The Pineal Gland is about the size of a pea, and is located in the center of the brain in a tiny cave behind and above the pituitary gland which lies a little behind the root of the nose. It's located directly behind the eyes, attached to the third ventricle, and secretes of a hormone, melatonin, that helps maintain daily and seasonal breeding cycles in animals. The true function of this mysterious gland has long been contemplated by philosophers and Spiritual Adepts. Ancient Greeks believed the pineal gland to be our connection to the Realms of Thought. René Descartes, who dedicated much time to the study of the pineal gland, called it the "seat of the soul". He believed that it was the point of connection between the intellect and the body. The pineal gland is occasionally associated with the sixth chakra (also called Ajna or the third eye chakra) or sometimes the Seventh (Crown) chakra. It is believed by some to be a dormant organ that can be awakened to enable telepathic communication.

Whether its your pineal gland "awakening" to a higher frequency or whether you are simply enjoying Nature's awakening, or preparing to celebrate Easter and Christ's resurrection or doing all of these, I wish you a happy, vibrant and joyful Spring.

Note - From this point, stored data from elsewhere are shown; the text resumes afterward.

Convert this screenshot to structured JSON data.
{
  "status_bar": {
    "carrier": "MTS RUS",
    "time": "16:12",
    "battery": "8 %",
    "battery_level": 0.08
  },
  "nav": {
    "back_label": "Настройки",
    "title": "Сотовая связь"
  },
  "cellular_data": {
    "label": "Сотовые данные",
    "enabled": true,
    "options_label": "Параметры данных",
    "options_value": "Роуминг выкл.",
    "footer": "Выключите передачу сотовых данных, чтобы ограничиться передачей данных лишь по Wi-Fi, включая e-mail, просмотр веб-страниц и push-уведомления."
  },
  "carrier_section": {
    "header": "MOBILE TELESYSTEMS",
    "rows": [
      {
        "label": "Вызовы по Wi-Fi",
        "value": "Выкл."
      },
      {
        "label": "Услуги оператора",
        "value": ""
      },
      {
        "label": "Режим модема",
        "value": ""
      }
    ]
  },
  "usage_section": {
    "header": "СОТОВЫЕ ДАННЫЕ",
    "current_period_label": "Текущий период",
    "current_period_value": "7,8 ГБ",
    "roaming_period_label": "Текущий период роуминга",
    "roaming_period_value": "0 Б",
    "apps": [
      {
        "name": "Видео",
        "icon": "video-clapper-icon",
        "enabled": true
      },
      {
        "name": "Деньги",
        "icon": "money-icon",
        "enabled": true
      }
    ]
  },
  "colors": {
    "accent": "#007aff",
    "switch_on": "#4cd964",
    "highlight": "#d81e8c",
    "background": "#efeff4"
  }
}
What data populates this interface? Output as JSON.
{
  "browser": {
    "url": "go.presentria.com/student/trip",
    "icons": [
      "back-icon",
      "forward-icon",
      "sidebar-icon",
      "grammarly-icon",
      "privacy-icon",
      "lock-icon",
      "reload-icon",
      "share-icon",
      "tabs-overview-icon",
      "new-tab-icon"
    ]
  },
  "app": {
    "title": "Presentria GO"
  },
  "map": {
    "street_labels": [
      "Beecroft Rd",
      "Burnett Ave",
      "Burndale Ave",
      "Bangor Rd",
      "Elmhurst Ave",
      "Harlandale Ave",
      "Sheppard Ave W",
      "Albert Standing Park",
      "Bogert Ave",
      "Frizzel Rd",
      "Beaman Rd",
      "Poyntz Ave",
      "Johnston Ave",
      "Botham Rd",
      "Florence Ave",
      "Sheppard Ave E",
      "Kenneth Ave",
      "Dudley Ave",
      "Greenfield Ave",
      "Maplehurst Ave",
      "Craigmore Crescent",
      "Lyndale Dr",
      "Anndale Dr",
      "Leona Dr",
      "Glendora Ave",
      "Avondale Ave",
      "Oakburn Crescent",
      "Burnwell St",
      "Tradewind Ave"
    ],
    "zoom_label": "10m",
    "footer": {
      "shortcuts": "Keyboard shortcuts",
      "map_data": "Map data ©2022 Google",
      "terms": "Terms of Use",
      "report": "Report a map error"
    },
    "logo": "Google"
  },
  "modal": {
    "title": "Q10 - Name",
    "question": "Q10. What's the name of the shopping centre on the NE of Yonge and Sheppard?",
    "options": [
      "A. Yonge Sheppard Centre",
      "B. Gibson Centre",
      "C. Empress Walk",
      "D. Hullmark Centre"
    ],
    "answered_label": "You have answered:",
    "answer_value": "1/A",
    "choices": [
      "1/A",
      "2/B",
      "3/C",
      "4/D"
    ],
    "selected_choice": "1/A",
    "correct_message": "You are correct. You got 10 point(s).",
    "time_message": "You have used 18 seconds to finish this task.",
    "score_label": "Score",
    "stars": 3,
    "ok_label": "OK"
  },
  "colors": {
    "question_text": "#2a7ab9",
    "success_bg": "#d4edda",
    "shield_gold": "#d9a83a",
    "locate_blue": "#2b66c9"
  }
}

Nina Munteanu is an ecologist and internationally published author of novels, short stories and essays. She coaches writers and teaches writing at George Brown College and the University of Toronto. For more about Nina’s coaching & workshops visit www.ninamunteanu.me. Visit www.ninamunteanu.ca for more about her writing.

4 comments:

Jean-Luc Picard said...

Spring is so uplifting, Nina. After the coldness of winter, new life can emerge to a brighter and warmer world.

sfgirl said...

Well said, Jean-Luc! I am so enjoying the sunshine and the warmth. It was lovely going for a walk just in a sweater for a change...How's the weather over in your part of the world? I know that much of my country (eastern Canada) is still covered in snow...

rino said...

Thanks for letting us your readers accompany you on this walk. I enjoyed the sights and smell you were describing and I am filled with envy that you are able to experience such high on a spring morning! Indeed, it's all very dramatic and exciting.

sfgirl said...

It is, Rino... and magical too. For me, the spring season represents so much of what it means to be alive. It starts off with the bracing March winds that sweep us up, awakening from our winter inactivity... Of course, my husband lately translated that into the need to mow the lawn...ah, the chores of summer...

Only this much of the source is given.